In honor of Park County’s upcoming famous festival, Burro Days, Pine resident Martha McKee Krueger shared a story with The Flume about her father, and a donkey.
In 1917, Krueger’s father, Robert “Bobby” McKee, with his parents, founded the first tourist lodge on the North Rim of the Grand Canyon at Bright Angel Point called the Wylie Way.
Burros held a very important job at this lodge. They were responsible for carrying water. In the summer of 1918, Bobby found Brighty; not only a hearty work donkey, but also a friend.
Every morning, Brighty would show up at the back of the kitchen ready for work, and of course, pancakes. Following breakfast, Bobby and his burro would ride down to a spring about half a mile west of Wylie Way, dropping 200 feet in elevation. At the spring, Bobby would fill two five-gallon buckets, and load them up in Brighty’s canvas bags, and head back up. Though, within the next two summers, Brighty’s load increased to two ten-gallon Ford gas tanks. When they were full, they weighed just under two hundred pounds.

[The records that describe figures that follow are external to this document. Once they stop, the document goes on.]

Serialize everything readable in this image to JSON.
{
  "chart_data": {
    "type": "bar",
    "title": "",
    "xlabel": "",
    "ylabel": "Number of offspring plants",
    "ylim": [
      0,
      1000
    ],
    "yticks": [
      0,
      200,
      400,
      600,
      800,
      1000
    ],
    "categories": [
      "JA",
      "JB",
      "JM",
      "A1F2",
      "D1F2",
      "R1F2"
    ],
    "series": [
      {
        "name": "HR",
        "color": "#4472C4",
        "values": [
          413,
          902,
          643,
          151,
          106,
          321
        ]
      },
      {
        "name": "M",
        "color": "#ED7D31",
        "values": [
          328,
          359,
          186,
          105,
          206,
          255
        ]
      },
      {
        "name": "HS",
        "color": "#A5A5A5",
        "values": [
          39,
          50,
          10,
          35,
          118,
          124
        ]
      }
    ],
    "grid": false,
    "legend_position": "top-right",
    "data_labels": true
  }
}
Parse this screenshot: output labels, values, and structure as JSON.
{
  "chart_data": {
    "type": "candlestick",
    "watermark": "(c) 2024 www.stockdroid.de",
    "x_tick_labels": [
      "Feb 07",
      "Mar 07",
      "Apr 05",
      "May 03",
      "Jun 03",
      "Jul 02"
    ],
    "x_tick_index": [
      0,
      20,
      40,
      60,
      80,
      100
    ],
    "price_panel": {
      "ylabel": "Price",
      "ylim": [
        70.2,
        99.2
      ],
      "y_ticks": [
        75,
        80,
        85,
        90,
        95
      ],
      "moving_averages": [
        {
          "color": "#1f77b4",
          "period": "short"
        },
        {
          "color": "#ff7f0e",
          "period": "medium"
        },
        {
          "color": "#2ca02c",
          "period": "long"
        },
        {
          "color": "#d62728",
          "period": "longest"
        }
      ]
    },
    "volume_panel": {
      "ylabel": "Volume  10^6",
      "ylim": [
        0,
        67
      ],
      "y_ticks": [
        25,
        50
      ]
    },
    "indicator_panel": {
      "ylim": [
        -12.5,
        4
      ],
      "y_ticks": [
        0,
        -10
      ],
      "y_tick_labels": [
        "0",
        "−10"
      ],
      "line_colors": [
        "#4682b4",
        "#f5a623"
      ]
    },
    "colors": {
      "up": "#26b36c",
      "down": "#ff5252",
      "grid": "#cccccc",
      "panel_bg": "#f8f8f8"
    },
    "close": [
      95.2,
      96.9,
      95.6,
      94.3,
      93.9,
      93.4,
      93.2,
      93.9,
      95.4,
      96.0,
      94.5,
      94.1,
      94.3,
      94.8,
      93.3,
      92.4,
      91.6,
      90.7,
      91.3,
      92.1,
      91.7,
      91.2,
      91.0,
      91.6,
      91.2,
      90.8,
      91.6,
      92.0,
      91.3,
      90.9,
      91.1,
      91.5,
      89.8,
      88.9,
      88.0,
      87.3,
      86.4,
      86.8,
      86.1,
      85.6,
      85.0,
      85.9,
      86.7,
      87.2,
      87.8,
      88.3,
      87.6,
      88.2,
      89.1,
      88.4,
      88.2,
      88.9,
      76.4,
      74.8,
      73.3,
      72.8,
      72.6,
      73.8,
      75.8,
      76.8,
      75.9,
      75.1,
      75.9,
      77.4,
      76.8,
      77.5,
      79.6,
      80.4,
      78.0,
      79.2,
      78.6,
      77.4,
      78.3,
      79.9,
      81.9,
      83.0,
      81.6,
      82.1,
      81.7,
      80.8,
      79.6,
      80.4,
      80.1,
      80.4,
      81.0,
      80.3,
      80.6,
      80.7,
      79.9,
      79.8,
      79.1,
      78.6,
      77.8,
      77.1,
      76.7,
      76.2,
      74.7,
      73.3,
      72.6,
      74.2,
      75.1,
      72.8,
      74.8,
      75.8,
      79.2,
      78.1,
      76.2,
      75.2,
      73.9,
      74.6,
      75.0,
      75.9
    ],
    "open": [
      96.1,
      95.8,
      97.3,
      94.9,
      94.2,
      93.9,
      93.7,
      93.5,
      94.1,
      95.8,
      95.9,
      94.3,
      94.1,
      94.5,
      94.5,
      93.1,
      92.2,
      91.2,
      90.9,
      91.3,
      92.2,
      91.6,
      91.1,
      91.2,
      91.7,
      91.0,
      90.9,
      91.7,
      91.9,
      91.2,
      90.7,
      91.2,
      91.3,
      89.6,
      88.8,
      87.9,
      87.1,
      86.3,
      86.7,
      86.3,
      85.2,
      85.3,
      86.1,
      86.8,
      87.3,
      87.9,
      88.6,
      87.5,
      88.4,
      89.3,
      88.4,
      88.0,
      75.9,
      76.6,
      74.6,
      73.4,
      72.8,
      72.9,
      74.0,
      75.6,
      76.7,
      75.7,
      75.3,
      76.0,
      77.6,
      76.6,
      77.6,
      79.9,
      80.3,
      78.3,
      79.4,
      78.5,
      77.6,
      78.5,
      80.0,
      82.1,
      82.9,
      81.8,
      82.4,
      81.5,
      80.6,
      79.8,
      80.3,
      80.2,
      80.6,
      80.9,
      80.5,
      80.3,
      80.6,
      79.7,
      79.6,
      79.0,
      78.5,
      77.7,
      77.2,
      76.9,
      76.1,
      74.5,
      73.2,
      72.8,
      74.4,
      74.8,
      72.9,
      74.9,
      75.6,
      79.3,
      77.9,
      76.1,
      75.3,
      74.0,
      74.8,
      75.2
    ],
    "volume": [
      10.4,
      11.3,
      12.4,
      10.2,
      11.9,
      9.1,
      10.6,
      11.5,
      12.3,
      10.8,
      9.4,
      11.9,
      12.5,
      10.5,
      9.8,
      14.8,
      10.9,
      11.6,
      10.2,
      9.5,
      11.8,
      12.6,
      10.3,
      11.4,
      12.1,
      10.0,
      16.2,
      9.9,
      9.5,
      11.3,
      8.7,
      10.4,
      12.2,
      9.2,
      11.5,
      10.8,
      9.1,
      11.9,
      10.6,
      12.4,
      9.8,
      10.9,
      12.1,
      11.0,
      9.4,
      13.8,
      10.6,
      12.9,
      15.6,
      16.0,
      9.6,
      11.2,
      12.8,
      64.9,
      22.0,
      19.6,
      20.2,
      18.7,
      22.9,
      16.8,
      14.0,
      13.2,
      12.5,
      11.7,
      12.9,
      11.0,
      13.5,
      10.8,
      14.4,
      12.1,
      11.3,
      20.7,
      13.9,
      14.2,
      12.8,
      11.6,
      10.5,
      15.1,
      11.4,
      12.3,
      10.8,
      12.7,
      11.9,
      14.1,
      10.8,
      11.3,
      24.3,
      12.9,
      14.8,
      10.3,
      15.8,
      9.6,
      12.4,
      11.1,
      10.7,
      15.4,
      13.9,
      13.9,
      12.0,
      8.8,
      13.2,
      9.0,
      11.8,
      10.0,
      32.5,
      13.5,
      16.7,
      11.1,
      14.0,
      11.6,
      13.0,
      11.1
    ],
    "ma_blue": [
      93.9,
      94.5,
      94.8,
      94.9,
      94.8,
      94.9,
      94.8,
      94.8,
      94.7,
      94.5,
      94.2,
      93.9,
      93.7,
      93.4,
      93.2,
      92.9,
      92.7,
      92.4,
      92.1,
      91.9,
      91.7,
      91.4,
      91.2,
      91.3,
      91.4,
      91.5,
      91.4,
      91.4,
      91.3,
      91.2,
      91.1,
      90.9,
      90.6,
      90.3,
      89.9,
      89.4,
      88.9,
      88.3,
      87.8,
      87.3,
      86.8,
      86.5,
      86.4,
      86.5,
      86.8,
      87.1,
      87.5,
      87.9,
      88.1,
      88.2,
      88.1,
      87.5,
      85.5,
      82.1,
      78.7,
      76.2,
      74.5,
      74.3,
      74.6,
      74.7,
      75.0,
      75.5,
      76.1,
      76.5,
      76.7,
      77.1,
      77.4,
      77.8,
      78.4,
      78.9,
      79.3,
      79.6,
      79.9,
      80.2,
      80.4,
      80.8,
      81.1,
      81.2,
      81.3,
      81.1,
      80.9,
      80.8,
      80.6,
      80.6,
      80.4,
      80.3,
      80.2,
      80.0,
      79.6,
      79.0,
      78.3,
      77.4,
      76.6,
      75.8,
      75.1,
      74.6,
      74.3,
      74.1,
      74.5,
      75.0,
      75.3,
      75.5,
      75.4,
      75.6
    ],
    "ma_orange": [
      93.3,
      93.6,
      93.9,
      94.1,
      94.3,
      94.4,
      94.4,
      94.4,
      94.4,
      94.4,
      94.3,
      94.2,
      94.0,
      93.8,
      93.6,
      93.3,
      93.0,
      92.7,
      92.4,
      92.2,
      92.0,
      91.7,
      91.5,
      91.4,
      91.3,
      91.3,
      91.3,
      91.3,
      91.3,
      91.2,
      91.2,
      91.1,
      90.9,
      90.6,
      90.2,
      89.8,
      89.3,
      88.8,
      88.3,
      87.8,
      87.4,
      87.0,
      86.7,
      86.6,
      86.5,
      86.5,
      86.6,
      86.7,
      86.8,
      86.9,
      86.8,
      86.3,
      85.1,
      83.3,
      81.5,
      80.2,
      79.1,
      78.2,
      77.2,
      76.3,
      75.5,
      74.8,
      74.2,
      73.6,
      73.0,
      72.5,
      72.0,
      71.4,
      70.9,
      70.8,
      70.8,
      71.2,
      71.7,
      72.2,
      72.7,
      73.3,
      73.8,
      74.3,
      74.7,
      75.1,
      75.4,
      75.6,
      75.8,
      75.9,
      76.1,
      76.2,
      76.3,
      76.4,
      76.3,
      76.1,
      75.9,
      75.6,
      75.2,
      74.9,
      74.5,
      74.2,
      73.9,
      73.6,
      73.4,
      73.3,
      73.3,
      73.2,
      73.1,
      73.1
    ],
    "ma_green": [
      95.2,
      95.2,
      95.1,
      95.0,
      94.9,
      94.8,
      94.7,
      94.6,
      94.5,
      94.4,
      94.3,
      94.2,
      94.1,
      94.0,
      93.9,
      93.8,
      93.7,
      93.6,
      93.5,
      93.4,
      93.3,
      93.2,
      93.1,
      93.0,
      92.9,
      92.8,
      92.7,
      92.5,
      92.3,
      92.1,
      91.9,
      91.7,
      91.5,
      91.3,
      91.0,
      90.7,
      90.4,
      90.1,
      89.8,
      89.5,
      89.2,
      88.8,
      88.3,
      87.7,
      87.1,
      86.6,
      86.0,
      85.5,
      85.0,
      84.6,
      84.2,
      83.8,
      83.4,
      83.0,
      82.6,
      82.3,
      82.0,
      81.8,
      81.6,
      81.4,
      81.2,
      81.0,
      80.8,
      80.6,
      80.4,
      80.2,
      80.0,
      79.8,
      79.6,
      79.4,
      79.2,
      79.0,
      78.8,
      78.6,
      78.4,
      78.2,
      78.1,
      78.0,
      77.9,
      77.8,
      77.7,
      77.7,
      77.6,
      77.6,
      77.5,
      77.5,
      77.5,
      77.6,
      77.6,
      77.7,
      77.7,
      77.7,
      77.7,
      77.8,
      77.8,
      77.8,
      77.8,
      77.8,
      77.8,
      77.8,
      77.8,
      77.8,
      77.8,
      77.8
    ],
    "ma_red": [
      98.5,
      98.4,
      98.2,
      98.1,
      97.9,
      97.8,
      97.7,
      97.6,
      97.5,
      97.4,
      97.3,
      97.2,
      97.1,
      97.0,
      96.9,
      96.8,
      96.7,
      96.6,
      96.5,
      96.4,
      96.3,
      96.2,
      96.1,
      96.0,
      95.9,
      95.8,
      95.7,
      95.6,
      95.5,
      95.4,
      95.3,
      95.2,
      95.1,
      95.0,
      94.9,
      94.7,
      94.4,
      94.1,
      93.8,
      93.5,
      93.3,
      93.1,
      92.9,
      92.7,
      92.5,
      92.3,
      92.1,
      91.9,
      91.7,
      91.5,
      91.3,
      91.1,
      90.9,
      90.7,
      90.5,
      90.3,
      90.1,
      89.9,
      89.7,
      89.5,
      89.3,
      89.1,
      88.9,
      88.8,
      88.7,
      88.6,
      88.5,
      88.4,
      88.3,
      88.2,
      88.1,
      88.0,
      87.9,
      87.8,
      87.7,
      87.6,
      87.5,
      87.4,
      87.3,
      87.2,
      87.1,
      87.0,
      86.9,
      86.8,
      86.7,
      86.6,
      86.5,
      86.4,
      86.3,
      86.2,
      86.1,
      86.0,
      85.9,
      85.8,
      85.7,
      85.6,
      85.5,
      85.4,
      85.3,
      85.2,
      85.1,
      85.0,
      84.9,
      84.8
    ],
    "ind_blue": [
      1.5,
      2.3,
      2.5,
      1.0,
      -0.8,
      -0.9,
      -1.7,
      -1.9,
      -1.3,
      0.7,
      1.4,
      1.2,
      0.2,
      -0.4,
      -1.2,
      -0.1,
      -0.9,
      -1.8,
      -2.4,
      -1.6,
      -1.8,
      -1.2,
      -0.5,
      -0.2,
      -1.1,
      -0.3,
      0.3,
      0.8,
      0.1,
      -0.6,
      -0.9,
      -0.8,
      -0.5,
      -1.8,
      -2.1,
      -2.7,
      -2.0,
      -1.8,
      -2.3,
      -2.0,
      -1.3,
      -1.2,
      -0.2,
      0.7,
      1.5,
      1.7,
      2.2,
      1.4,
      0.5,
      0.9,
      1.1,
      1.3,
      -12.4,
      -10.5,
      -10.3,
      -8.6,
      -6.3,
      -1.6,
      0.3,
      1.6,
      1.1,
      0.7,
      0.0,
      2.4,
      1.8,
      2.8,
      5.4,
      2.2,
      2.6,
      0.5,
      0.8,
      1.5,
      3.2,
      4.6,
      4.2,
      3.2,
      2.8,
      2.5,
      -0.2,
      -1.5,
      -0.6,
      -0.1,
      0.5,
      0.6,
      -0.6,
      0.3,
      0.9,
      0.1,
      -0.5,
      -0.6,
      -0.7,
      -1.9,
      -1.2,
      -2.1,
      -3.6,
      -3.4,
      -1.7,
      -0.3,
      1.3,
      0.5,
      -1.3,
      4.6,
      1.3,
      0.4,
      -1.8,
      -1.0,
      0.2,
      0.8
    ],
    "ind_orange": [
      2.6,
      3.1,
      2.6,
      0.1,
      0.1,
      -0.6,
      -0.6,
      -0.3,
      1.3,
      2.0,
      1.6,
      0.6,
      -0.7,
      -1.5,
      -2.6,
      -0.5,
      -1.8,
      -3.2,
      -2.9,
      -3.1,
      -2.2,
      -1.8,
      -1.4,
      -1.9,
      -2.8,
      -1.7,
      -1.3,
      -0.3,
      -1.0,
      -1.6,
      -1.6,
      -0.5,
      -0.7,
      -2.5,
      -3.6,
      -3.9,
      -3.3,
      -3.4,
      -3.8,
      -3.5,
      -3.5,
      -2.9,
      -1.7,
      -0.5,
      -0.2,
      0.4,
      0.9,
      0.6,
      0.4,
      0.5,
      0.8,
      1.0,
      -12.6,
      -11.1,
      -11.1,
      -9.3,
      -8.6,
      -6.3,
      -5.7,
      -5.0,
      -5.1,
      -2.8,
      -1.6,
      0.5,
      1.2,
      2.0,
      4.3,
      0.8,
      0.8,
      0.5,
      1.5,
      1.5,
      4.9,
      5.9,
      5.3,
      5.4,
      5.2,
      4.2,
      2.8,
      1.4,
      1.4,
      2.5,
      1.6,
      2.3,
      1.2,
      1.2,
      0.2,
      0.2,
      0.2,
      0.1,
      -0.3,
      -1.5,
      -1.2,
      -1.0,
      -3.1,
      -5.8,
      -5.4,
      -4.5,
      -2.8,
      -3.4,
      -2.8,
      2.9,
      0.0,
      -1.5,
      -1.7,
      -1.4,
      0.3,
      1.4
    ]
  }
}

It is unknown how many years Brighty was of service to Bobby and the Wylie Way camp but in “The McKee Family Collection,” a book of memoirs by Bobby in 1989, it is written that every spring someone would encourage Brighty to come up from the canyon and was there when the McKees arrived.
“He simply came with the territory,” wrote the author.
Bobby and his incredible burro would make four to seven trips a day. Through all this, Brighty carried on, always looking forward to a pancake reward at the end of each load.